593-10    (448ge dist, 3.7 mean)
Selected-By: John.McCartney@EBay.Sun.COM ( The Lion of Symmetry )

The Usenet Oracle has pondered your question deeply. Your question was:

> Dear Oracle,
>
> Let us posit that there are two English words that could be combined
> into a single word, and further, that one of these words is a noun,
> the other a verb.
>
> Let us further suppose a creature whose name consists of these two
> words conjoined; in fact, let us suppose that such a creature has
> actual physical existence in the real and tangible world.
>
> Let us then grant, for the sake of argument, that in such a case it
> might be possible to compose an English phrase using the
> composite name of this creature along with the separate noun and
> verb which together comprise its name to express the conditional
> possibility that this creature might be able to perform an action
> described by using the two parts of its name.
>
> If we further presume that it would be possible to devise an
> interrogatory sentence containing the same elements and requesting
> the quantification of this hypothetical ability, and, speaking
> hypothetically of course, to write down this sentence and send it to
> the magnificent Usenet Oracle, whose hypotheses are always granted,
>
> Given all the above, would it be acceptable behavior for a
> supplicant to ask you why Polar bears are not found in Poland?
>
> (Hypothetically, of course.)

And in response, thus spake the Oracle:

} Let us postulate that there is a supplicant.
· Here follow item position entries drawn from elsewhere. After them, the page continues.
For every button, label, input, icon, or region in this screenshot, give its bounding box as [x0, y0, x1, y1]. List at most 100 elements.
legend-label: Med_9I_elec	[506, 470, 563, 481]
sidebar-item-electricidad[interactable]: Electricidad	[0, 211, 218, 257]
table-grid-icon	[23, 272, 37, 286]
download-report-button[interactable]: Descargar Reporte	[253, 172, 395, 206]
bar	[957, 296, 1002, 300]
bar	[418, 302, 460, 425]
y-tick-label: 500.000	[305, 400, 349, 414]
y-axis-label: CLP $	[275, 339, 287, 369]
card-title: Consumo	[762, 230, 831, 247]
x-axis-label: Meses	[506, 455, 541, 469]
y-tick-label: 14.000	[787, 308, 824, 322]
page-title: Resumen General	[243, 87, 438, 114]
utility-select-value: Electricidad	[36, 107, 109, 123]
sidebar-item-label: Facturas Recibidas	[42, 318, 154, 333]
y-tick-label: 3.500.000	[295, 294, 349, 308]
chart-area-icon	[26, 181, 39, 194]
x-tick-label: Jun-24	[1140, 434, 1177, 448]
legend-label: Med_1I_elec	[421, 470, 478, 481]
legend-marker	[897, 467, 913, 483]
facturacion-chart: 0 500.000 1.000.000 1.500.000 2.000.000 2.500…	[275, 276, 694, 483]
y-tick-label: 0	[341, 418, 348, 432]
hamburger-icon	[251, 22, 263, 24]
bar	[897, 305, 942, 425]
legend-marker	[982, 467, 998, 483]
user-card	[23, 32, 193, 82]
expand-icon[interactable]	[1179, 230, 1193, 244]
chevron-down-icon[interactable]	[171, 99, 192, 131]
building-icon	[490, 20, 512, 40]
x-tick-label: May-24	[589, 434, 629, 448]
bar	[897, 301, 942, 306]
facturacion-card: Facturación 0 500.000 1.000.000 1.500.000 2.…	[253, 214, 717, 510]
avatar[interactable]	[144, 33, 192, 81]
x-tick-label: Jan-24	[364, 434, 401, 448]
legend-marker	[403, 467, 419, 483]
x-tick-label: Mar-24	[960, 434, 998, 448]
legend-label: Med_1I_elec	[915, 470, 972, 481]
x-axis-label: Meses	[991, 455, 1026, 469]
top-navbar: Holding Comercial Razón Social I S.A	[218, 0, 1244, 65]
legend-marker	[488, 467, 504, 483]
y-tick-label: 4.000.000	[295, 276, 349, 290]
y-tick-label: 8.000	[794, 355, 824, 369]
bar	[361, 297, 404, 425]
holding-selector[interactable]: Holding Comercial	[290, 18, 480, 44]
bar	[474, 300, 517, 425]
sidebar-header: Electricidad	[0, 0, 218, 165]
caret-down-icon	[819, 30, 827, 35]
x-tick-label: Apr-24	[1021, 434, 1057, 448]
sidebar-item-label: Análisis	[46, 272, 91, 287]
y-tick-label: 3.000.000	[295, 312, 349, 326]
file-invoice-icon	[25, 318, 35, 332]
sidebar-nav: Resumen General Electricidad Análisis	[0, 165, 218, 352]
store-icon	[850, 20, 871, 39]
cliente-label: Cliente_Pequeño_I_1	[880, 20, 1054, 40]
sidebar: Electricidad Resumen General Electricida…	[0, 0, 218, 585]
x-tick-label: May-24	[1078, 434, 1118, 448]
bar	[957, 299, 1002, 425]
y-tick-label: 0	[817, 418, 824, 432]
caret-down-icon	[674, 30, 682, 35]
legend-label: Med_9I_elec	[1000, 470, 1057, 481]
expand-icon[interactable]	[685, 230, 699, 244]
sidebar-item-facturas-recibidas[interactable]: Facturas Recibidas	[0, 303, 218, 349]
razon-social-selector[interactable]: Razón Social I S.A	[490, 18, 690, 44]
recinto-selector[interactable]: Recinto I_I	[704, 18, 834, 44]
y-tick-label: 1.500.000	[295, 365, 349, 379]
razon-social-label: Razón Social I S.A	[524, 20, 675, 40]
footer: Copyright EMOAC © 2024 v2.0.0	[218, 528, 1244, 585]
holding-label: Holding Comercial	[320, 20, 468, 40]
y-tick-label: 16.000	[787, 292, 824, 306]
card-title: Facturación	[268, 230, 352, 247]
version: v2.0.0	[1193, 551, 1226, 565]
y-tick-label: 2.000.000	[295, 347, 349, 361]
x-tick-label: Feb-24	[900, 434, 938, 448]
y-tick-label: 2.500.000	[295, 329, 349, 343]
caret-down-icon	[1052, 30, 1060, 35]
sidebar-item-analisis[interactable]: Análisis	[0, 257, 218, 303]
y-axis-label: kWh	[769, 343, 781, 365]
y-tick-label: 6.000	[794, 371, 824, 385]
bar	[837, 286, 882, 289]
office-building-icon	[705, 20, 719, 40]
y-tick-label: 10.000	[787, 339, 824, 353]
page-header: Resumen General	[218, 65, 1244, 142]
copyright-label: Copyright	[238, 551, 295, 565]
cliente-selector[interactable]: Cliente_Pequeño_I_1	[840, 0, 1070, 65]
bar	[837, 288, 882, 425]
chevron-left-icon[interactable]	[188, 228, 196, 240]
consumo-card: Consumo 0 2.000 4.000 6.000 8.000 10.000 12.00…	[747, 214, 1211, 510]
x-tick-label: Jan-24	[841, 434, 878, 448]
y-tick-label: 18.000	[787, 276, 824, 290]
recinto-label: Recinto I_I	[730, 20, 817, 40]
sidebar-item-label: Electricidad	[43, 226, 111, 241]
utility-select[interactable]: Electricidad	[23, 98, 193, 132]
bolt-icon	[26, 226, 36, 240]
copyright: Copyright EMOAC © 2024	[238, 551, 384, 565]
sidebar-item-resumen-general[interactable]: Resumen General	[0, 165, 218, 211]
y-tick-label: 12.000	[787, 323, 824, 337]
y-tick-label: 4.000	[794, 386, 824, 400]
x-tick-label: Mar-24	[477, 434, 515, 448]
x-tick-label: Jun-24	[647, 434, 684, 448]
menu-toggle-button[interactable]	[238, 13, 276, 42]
This supplicant wants to
} get as close to asking one of the questions which result in death as
} they can without actually asking one.
}
} Further let us suppose that this supplicant presents postulates apropos
} of a sentence. Nay a Question! one of the solutions of which is a
} forbidden question.
}
} Hypothetically speaking we can postulate a retribution, addressed to
} the possibility of the wrong interrogatory sentence being presented.
}
} Given the above, Polar bears are not found in Poland for the same
} reason that one does not play Wom with a Wombat. Because Zoologists
} have a grip on reality which might at best be described as tenuous.
}
} You owe the Oracle a copy of the rules for Cripple Mr Onion.